Life gets hard sometimes. Sometimes, mental illness—or just life in general– robs us of our joy, our hope, our dignity. Sometimes the therapy, the medication, the usual distractions and amusements just don’t work. At those times, isn’t it good to be part of a faith community; isn’t it good to be part of this faith community… this place where people will hug us and pray for us and send cards to us and listen to us?
It is telling, I think, that Jesus’ first act of healing happens in the context of the faith community. Sure, he was the Messiah and all, but that man was going to need a whole lot more than an exorcism. He was going to need help—a lot of help—living into his new reality. Even when the Messiah dramatically sends your demons packing, even then, the healing process has only begun. As we’ll see next week, Jesus quickly heads on to other places. “This is the purpose for which I’ve come,” he says, to go to all those other places.
But that man was going to need support if his healing was going to continue. He needed listening ears and shoulders to cry on and people to get him laughing. He needed to be in a place with lots of children who would remind him of the future, who would give him hope. That newly-healed man needed a community.
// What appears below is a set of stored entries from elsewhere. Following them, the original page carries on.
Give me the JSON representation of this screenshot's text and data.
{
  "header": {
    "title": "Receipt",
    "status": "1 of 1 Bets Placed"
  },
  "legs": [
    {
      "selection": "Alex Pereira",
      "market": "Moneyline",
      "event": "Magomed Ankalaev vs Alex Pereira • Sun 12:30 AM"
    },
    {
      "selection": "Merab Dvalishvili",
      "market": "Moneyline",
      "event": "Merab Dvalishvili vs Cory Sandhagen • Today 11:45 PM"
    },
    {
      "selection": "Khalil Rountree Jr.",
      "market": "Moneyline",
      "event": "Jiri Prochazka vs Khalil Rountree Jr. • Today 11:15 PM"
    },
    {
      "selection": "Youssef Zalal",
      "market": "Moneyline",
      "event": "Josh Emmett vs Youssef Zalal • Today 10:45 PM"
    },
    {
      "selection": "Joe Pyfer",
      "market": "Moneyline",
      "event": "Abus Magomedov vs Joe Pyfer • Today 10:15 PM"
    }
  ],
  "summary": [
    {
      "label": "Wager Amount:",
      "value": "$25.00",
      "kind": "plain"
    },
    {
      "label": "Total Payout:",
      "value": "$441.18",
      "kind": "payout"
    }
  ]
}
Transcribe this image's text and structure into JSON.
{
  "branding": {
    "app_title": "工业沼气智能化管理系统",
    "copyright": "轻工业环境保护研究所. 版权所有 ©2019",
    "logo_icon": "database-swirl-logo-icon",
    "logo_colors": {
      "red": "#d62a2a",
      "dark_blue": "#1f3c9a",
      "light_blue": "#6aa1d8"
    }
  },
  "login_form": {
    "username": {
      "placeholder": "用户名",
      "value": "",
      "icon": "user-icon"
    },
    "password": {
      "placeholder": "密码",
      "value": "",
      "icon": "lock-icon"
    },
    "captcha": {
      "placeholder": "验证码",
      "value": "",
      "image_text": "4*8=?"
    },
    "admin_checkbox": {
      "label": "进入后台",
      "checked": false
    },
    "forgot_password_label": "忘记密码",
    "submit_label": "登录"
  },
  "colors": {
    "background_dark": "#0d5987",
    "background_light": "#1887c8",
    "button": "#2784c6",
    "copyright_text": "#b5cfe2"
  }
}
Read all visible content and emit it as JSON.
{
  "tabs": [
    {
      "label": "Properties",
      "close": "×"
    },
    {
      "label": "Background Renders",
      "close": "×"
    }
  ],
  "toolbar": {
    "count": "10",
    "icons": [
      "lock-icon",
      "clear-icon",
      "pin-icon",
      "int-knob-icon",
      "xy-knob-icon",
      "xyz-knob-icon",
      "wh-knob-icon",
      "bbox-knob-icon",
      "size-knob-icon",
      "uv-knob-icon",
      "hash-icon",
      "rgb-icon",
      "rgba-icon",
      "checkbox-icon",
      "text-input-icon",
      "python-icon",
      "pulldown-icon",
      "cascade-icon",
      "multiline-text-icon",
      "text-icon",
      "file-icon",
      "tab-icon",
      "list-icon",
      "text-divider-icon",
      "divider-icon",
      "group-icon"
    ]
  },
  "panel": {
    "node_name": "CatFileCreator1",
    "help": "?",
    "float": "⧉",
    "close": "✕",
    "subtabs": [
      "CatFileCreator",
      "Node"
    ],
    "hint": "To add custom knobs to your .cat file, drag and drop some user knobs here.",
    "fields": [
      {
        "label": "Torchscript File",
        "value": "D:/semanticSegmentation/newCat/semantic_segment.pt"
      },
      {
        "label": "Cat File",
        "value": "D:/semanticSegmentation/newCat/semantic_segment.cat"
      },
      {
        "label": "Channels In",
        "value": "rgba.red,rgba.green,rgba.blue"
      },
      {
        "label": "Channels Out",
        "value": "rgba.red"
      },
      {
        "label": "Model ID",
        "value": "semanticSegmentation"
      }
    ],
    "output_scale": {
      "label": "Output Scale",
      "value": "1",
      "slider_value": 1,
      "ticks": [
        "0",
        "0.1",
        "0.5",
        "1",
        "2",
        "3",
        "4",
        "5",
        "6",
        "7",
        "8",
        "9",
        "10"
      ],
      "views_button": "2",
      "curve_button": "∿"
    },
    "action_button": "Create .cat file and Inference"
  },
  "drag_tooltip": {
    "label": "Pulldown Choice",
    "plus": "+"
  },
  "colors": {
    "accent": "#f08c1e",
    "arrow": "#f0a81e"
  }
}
Jesus might have been a brand new Messiah, but I’m pretty sure he knew what he was doing when he healed that man in the synagogue. He was making sure there was a community to care for that man once Jesus moved on.
In closing, I invite us to sing “Won’t You Let Me Be Your Servant,” Hymn #539. May it remind us what being part of this community is all about.
Won’t you let me be your servant, let me be as Christ to you?
Pray that I may have the grace to let you be my servant, too.
We are pilgrims on a journey, we are travelers on the road;
We are here to help each other go the mile and bear the load.
I will hold the Christ light for you in the shadow of your fear;
I will hold my hand out to you, speak the peace you long to hear.
I will weep when you are weeping; when you laugh, I’ll laugh with you.
I will share your joy and sorrow till we’ve seen this journey through.
When we sing to God in heaven we shall find such harmony,
Born of all we’ve known together of Christ’s love and agony.
Won’t you let me be your servant, let me be as Christ to you?
Pray that I may have the grace to let you be my servant, too.
Richard Gillard (Words and Music)
In the name of our God, who creates us, redeems us, sustain us, and hopes for our wholeness. Amen.